Por: José Morais
A UAE Team Emirates vive dias
de tensão na terceira semana do Tour de França. A sucessão de problemas físicos
entre os principais gregários de Tadej Pogacar acendeu todos os alertas dentro
da formação, que já adotou medidas de contenção para proteger o líder e manter
intactas as ambições de vitória na geral.
Fadiga,
vírus e um pelotão em alerta
O primeiro sinal de alarme
surgiu com Adam Yates, vítima de uma forte indisposição gastrointestinal que o
deixou incapaz de se alimentar corretamente. O britânico teve um dia para
esquecer, chegando à meta apenas com o apoio de Tim Wellens, ambos muito atrasados
em relação ao vencedor da etapa.
Segundo o diretor desportivo
Mauro Gianetti, Yates apresentou melhorias de um dia para o outro, mas continua
debilitado. O ciclista até iniciou a etapa seguinte usando máscara, numa
tentativa de evitar qualquer contágio dentro da equipa.
“Ele está melhor, mas vazio.
Não comeu ontem. Hoje vai sofrer, mas sexta e sábado deve estar perto dos 90%”,
explicou Gianetti.
Com as etapas alpinas à porta,
a recuperação de Yates é considerada vital para Pogacar, que depende dele e de
Isaac del Toro para controlar a montanha.
Del Toro
e outros casos levantam suspeitas
A situação de Yates não é
isolada. Del Toro também mostrou sinais de quebra física, embora a equipa
garanta que não se trata de doença. Já Wellens admitiu publicamente que também
está doente:
“Tenho dor de garganta, muco…
não me sinto bem. Mas mais de metade da equipa está em ótima forma.”
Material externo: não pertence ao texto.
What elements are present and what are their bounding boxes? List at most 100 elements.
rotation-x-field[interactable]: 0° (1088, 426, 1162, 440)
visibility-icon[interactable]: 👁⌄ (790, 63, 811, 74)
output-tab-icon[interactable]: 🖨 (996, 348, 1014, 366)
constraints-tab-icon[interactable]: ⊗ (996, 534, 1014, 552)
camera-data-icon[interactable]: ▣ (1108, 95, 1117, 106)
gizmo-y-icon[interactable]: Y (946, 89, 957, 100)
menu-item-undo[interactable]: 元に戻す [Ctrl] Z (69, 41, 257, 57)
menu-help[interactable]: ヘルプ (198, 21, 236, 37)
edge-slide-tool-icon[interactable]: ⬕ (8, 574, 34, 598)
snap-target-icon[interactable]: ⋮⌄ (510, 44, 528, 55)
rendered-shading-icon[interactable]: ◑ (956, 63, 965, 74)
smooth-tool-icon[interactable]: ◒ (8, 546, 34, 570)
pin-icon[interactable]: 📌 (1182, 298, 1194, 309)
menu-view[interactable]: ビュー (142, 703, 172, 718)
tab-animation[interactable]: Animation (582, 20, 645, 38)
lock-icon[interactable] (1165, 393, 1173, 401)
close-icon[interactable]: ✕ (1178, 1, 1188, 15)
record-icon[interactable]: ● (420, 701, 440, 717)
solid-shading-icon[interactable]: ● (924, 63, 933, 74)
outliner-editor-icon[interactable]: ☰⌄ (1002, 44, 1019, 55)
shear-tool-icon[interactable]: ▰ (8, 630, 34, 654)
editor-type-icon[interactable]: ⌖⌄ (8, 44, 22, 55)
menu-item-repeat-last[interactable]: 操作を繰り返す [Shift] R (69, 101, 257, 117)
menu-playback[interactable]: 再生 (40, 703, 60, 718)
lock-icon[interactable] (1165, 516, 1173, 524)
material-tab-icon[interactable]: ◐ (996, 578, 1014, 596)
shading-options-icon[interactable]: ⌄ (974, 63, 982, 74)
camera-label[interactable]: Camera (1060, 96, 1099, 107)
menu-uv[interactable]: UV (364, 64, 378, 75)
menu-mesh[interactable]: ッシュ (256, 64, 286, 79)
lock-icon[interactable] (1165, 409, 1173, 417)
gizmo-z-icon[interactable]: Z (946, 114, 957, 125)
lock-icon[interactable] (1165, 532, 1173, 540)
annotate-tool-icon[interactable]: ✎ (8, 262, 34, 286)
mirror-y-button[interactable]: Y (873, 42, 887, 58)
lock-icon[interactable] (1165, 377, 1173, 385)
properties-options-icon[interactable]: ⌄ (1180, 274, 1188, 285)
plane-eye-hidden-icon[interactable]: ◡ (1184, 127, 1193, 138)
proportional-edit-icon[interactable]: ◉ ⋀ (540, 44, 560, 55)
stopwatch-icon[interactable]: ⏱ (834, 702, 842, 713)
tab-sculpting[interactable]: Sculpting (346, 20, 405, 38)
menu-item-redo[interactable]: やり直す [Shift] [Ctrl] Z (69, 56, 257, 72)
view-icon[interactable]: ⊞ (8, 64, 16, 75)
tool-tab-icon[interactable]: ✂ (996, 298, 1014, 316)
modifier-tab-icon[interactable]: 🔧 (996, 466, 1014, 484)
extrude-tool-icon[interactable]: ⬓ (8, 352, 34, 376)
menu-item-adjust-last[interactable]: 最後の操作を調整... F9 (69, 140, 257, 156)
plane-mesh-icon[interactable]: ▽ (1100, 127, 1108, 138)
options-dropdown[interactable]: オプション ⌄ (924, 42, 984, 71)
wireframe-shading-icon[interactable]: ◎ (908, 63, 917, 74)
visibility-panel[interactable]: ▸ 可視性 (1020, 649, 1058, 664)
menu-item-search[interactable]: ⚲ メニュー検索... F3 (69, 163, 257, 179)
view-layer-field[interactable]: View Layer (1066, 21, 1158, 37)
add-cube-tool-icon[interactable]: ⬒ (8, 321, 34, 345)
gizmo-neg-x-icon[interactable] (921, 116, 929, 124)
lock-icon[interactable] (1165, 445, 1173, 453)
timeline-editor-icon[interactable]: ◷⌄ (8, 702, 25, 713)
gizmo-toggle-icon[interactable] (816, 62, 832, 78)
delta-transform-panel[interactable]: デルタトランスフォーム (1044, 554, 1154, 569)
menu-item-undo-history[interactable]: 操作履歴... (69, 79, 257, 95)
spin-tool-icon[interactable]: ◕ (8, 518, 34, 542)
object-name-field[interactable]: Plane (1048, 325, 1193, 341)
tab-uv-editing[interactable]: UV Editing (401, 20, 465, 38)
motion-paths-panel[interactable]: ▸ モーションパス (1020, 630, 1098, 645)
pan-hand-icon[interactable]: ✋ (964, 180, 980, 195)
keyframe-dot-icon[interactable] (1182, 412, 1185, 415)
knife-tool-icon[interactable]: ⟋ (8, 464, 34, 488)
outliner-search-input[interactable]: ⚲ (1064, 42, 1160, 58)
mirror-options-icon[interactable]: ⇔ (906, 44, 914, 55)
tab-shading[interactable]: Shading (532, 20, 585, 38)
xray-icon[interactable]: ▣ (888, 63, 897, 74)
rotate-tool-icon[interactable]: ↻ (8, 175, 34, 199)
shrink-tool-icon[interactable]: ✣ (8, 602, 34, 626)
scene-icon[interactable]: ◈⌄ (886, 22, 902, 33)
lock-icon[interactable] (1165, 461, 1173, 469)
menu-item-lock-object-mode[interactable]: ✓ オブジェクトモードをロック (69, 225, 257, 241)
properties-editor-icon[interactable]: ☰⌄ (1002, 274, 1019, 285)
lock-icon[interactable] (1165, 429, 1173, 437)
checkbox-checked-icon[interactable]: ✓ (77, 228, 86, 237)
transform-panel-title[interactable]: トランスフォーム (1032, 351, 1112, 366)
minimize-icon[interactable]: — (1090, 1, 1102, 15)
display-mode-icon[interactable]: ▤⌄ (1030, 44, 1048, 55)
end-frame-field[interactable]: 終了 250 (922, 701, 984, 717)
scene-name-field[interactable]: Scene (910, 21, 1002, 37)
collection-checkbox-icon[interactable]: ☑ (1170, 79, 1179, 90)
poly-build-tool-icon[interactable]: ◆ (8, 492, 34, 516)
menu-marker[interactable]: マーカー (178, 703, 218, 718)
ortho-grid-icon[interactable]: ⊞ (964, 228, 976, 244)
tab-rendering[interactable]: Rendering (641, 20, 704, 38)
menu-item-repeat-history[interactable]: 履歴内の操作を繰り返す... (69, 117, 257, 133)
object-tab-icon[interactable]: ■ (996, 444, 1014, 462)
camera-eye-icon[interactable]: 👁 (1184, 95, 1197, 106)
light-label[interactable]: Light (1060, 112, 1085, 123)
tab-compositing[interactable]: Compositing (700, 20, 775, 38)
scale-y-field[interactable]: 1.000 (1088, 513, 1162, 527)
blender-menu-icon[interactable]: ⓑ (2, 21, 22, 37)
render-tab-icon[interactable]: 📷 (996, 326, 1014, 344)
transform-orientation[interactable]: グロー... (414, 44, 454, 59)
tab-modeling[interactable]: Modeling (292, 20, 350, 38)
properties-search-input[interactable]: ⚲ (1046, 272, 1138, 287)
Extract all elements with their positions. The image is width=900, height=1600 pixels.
Além disso, Brandon McNulty
ainda se recupera de um atropelamento antes do contrarrelógio, e Felix
Grossschartner sofreu na queda que retirou Jonas Vingegaard da prova.
Quarentena
dentro da equipa
Para evitar que o problema se
espalhe, a UAE reorganizou completamente a logística:
Ciclistas isolados em quartos
individuais
Separação entre atletas
doentes e saudáveis no autocarro
Refeições solitárias para quem
apresenta sintomas
Wellens descreveu a nova
rotina:
“Os doentes comem nos quartos
e sentam-se separados no autocarro.”
Pogacar
mantém a calma e até brinca
O líder da prova garante que
está saudável e até ironizou a situação:
“Tenho mais hipóteses de ficar
doente a falar com jornalistas do que dentro da bolha da equipa.”
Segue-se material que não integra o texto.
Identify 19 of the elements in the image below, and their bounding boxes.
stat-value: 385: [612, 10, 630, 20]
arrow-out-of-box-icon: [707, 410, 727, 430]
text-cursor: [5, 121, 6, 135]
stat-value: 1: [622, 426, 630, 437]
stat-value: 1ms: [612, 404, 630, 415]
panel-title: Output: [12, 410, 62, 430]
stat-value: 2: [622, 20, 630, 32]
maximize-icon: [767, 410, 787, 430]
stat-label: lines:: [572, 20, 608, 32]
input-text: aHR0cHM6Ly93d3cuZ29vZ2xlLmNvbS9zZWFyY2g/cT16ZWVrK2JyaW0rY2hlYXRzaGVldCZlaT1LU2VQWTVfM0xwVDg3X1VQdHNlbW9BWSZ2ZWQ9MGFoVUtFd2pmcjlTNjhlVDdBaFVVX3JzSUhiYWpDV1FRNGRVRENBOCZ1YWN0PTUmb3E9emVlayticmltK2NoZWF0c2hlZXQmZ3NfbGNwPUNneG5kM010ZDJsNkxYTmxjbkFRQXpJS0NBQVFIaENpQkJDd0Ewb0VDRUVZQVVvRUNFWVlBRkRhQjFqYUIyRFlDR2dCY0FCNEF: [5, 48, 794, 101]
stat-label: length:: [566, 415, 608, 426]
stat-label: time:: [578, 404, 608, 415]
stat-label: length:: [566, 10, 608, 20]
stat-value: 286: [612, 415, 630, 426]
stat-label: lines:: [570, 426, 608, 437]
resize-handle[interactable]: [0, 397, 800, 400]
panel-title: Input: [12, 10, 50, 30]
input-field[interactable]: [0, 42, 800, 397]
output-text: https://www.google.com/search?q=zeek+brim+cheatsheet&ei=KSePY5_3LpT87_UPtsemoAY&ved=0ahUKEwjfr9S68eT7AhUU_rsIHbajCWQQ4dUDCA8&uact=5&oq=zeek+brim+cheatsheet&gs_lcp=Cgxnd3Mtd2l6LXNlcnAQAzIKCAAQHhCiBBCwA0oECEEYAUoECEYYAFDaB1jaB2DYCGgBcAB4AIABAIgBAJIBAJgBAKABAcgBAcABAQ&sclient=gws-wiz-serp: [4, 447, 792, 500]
Mesmo assim, analistas como
Johan Bruyneel alertam para sinais de fragilidade coletiva da UAE,
especialmente após a etapa 17, onde vários gregários ficaram para trás.
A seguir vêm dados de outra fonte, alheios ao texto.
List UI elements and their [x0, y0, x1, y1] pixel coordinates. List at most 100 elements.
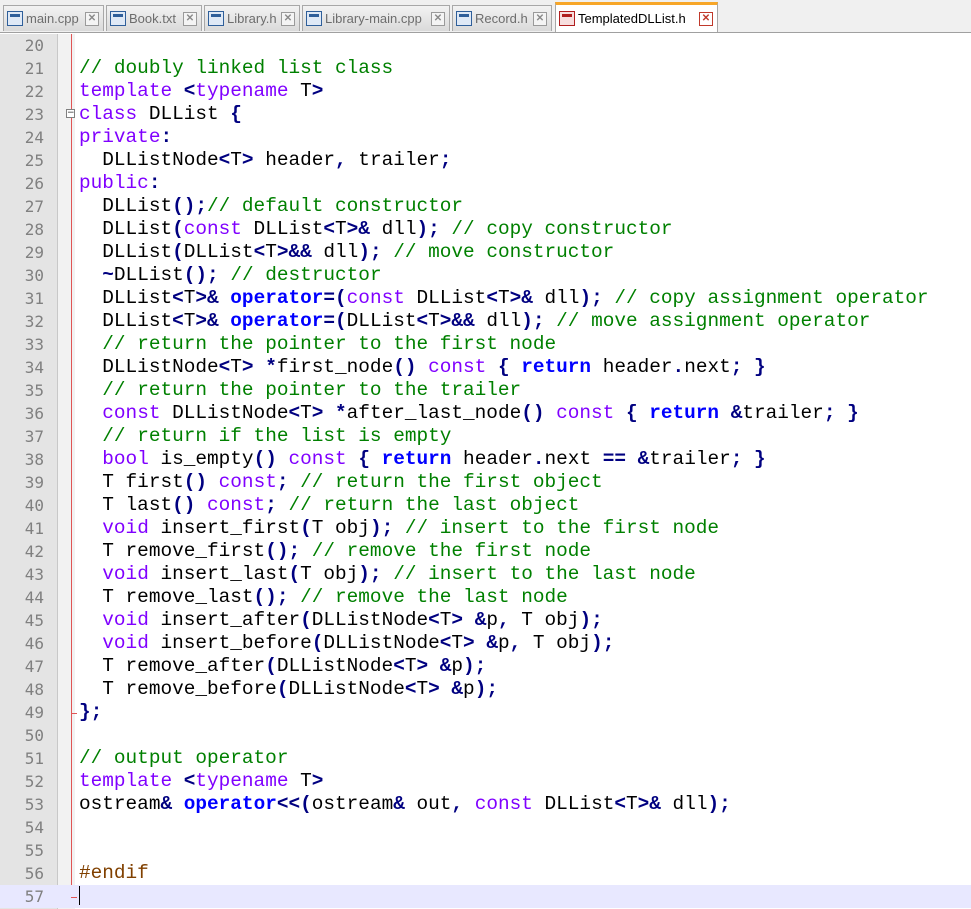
code-line[interactable]: 32 DLList<T>& operator=(DLList<T>&& dll)…: [0, 310, 971, 333]
code-text-line[interactable]: DLList(DLList<T>&& dll); // move constru…: [79, 241, 614, 264]
code-text-line[interactable]: DLList();// default constructor: [79, 195, 463, 218]
code-line[interactable]: 38 bool is_empty() const { return header…: [0, 448, 971, 471]
code-text: T obj: [300, 563, 359, 585]
code-line[interactable]: 44 T remove_last(); // remove the last n…: [0, 586, 971, 609]
code-line[interactable]: 53 ostream& operator<<(ostream& out, cons…: [0, 793, 971, 816]
line-number: 40: [24, 496, 44, 515]
code-line[interactable]: 26 public:: [0, 172, 971, 195]
code-line[interactable]: 46 void insert_before(DLListNode<T> &p, …: [0, 632, 971, 655]
code-line[interactable]: 29 DLList(DLList<T>&& dll); // move cons…: [0, 241, 971, 264]
code-line[interactable]: 22 template <typename T>: [0, 80, 971, 103]
close-icon[interactable]: ✕: [183, 11, 197, 26]
operator-token: <: [323, 218, 336, 240]
keyword-token: const: [288, 448, 347, 470]
code-text-line[interactable]: T remove_last(); // remove the last node: [79, 586, 567, 609]
close-icon[interactable]: ✕: [431, 11, 445, 26]
code-text-line[interactable]: DLList<T>& operator=(const DLList<T>& dl…: [79, 287, 928, 310]
operator-token: ;: [439, 149, 452, 171]
code-text-line[interactable]: T last() const; // return the last objec…: [79, 494, 579, 517]
code-line[interactable]: 35 // return the pointer to the trailer: [0, 379, 971, 402]
code-line[interactable]: 41 void insert_first(T obj); // insert t…: [0, 517, 971, 540]
code-text-line[interactable]: DLListNode<T> *first_node() const { retu…: [79, 356, 765, 379]
code-text-line[interactable]: DLList<T>& operator=(DLList<T>&& dll); /…: [79, 310, 870, 333]
code-text-line[interactable]: // return the pointer to the trailer: [79, 379, 521, 402]
code-line[interactable]: 52 template <typename T>: [0, 770, 971, 793]
tab-book-txt[interactable]: Book.txt ✕: [106, 5, 202, 31]
code-text-line[interactable]: #endif: [79, 862, 149, 885]
code-text-line[interactable]: void insert_before(DLListNode<T> &p, T o…: [79, 632, 614, 655]
code-text-line[interactable]: bool is_empty() const { return header.ne…: [79, 448, 765, 471]
code-text-line[interactable]: ~DLList(); // destructor: [79, 264, 381, 287]
code-editor[interactable]: 20 21 // doubly linked list class 22 templat…: [0, 34, 971, 909]
code-text-line[interactable]: public:: [79, 172, 160, 195]
code-text-line[interactable]: T remove_first(); // remove the first no…: [79, 540, 591, 563]
code-text-line[interactable]: void insert_first(T obj); // insert to t…: [79, 517, 719, 540]
close-icon[interactable]: ✕: [281, 11, 295, 26]
code-text-line[interactable]: void insert_last(T obj); // insert to th…: [79, 563, 695, 586]
code-line[interactable]: 37 // return if the list is empty: [0, 425, 971, 448]
close-icon[interactable]: ✕: [699, 11, 713, 26]
code-text-line[interactable]: T first() const; // return the first obj…: [79, 471, 602, 494]
code-line[interactable]: 55: [0, 839, 971, 862]
operator-token: >&&: [276, 241, 312, 263]
code-line[interactable]: 56 #endif: [0, 862, 971, 885]
code-line[interactable]: 20: [0, 34, 971, 57]
code-line[interactable]: 31 DLList<T>& operator=(const DLList<T>&…: [0, 287, 971, 310]
code-line[interactable]: 36 const DLListNode<T> *after_last_node(…: [0, 402, 971, 425]
code-line[interactable]: 47 T remove_after(DLListNode<T> &p);: [0, 655, 971, 678]
operator-token: }: [847, 402, 859, 424]
tab-library-main-cpp[interactable]: Library-main.cpp ✕: [302, 5, 450, 31]
tab-record-h[interactable]: Record.h ✕: [452, 5, 552, 31]
code-text-line[interactable]: template <typename T>: [79, 80, 323, 103]
fold-toggle-icon[interactable]: −: [66, 109, 75, 118]
code-line[interactable]: 23 − class DLList {: [0, 103, 971, 126]
code-text-line[interactable]: [79, 885, 80, 908]
code-text-line[interactable]: // return if the list is empty: [79, 425, 451, 448]
code-text-line[interactable]: const DLListNode<T> *after_last_node() c…: [79, 402, 859, 425]
code-line[interactable]: 33 // return the pointer to the first no…: [0, 333, 971, 356]
code-text-line[interactable]: };: [79, 701, 102, 724]
code-text-line[interactable]: DLListNode<T> header, trailer;: [79, 149, 451, 172]
code-text: T: [439, 609, 452, 631]
code-text-line[interactable]: template <typename T>: [79, 770, 323, 793]
close-icon[interactable]: ✕: [533, 11, 547, 26]
code-line[interactable]: 50: [0, 724, 971, 747]
code-line[interactable]: 40 T last() const; // return the last ob…: [0, 494, 971, 517]
code-line[interactable]: 45 void insert_after(DLListNode<T> &p, T…: [0, 609, 971, 632]
code-line[interactable]: 43 void insert_last(T obj); // insert to…: [0, 563, 971, 586]
code-line[interactable]: 27 DLList();// default constructor: [0, 195, 971, 218]
close-icon[interactable]: ✕: [85, 11, 99, 26]
tab-templated-dllist-h[interactable]: TemplatedDLList.h ✕: [555, 2, 718, 32]
code-line[interactable]: 51 // output operator: [0, 747, 971, 770]
code-text: T remove_first: [79, 540, 266, 562]
code-text: ostream: [311, 793, 394, 815]
code-line[interactable]: 57: [0, 885, 971, 908]
tab-library-h[interactable]: Library.h ✕: [204, 5, 300, 31]
code-text-line[interactable]: private:: [79, 126, 172, 149]
code-text-line[interactable]: T remove_after(DLListNode<T> &p);: [79, 655, 486, 678]
code-text-line[interactable]: DLList(const DLList<T>& dll); // copy co…: [79, 218, 672, 241]
code-line[interactable]: 42 T remove_first(); // remove the first…: [0, 540, 971, 563]
code-line[interactable]: 28 DLList(const DLList<T>& dll); // copy…: [0, 218, 971, 241]
code-text-line[interactable]: // doubly linked list class: [79, 57, 393, 80]
code-line[interactable]: 34 DLListNode<T> *first_node() const { r…: [0, 356, 971, 379]
code-line[interactable]: 48 T remove_before(DLListNode<T> &p);: [0, 678, 971, 701]
code-line[interactable]: 21 // doubly linked list class: [0, 57, 971, 80]
code-text-line[interactable]: // output operator: [79, 747, 288, 770]
code-line[interactable]: 49};: [0, 701, 971, 724]
code-text-line[interactable]: void insert_after(DLListNode<T> &p, T ob…: [79, 609, 602, 632]
code-text-line[interactable]: // return the pointer to the first node: [79, 333, 556, 356]
line-number: 39: [24, 473, 44, 492]
code-line[interactable]: 30 ~DLList(); // destructor: [0, 264, 971, 287]
code-line[interactable]: 25 DLListNode<T> header, trailer;: [0, 149, 971, 172]
code-line[interactable]: 54: [0, 816, 971, 839]
code-text-line[interactable]: ostream& operator<<(ostream& out, const …: [79, 793, 731, 816]
code-text-line[interactable]: T remove_before(DLListNode<T> &p);: [79, 678, 498, 701]
tab-main-cpp[interactable]: main.cpp ✕: [3, 5, 104, 31]
code-line[interactable]: 24 private:: [0, 126, 971, 149]
code-line[interactable]: 39 T first() const; // return the first …: [0, 471, 971, 494]
code-text-line[interactable]: class DLList {: [79, 103, 242, 126]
Bruyneel também criticou a
estratégia da equipa ao tentar simultaneamente lutar pela classificação geral e
pela classificação por equipas:
“Se o objetivo é ganhar o
Tour, tudo o resto deve ser consequência.”
Pogacar
deve parar de esperar por Del Toro?
Bruyneel foi ainda mais longe
ao sugerir que Pogacar está a sacrificar tempo precioso ao proteger Del Toro:
“Se Remco perceber que Pogacar
abranda para esperar Del Toro, vai atacar. Isso pode prejudicar quem querem
proteger.”
Com a última semana a decorrer
e a equipa fragilizada, cada decisão estratégica pode ser decisiva.